輸入時計商社のサービスセンターでは時計修理技術者の高齢化が顕著になり、問題化しつつあります。40代後半~60代の年齢の人がおそらく過半数を占めていると思われます。

機械時計が市場に復調してきた今、将来的にかなりのメカ時計の修理がくるものと思われます。しかし、もはや時計店で修理対応はほとんど出来ないだろうと予測した輸入時計商社の経営者達が、サービス部門に対して漠とした不安と危惧を覚え、何とか若い時計修理技術者を養成しなくてはならないと気がつきだしたのです。

そこで、輸入時計商社の経営者の有志が集まり、ジュエリーの専門学校であったヒコみずの学校に相談し、協力・賛助金何百万円を提供して、数年前にウォッチ・メーカークラスができたのです。ヒコみずのウォッチ・メーカークラス卒業者の若い人が輸入時計商社のサービスセンターに就職されていることをよく聞きます。その限りにおいて、輸入時計商社の経営者の思惑は当たったと言っていいかもしれません。その一方、滋賀県の近江時計学校では時計宝石店の子弟が多く、卒業後家業を継ぐために郷土に帰って行くみたいです。

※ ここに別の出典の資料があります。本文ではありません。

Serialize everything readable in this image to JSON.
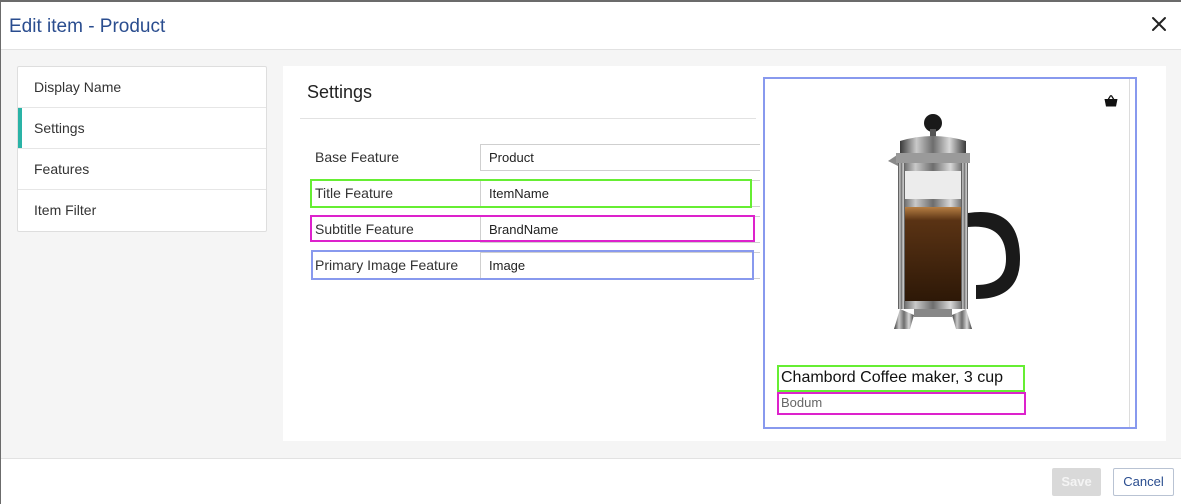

20代の情熱溢れる若人がこの業界に魅力を感じ入ってこられる事は非常に嬉しいですが、彼らの期待を裏切ることなく受け皿をしっかりしたものにすることは大切だと感じます。

メーカーのサービスセンターでもおそらく修理技術者が不足していると思われます。
その極端な例として、保証期間中の腕時計の修理依頼が来ると、ほとんどの場合、修理箇所を直さないでムーブメントをゴッソリそのまま交換してしまうという荒療法をして戻ってくる場合が多々あるのです。時計店でも、もはや自前で修理する店はほとんど無くなり、メーカーに修理依頼出来ない時は私設のウォッチ・サービスセンターへ送って直してもらうケースが多いと思います。

私がこの業界に入った30年ほど前の頃は、仲間修理という家業の人が人口5万人の長浜という都市にも3軒ほどありました。その人達は自前の時計店を資金的な面で出店できず、他の時計店の修理(下請け)をする事で生計を立てている人達でした。今では大都会には一部残っておられるでしょうが、中小都市ではほとんどいなくなってしまったものと思います。客渡し料金の半分位で請け負っておられたみたいです(現在の比率は解りませんが)。

ただ店がないために腕が良くても辛い立場におられました。修理依頼した時計店は何もしなくても半分の修理料金をピンハネしていたことになります。私が少年の頃、難物の腕時計を預かった父がどうしても自分で出来ない時は、その頃長浜で一番腕の立つMA・・さん(一級時計技能士で知事賞受賞・CMW試験を受けられたら必ず合格したに違いない方でした)の所へ持って行くお使いを私はよくやらされました。
その方は真面目で無口で本当に職人の鏡のような人でした。小さいながらも私はMさんの仕事を見るのが好きで、邪魔をしないでよく側にいたものです。私とは年齢差がありましたが、相性が合ったのか良く可愛がってもらいました。そんな事が昨日の事のように懐かしく思い出されます。そのMさんもクォーツ・クラッシュの影響で修理が少なくなり「仲間修理家業」をやめ、他業種のサラリーマンになられたことを弟から聞きました。時計が好きで腕(技術)が一流であったMさんにとって断腸の思いだったに違いないでしょう。

せっかくこの業界に入ってこられた若い時計技術者をこのような目に二度と遭わせてはならないと思います。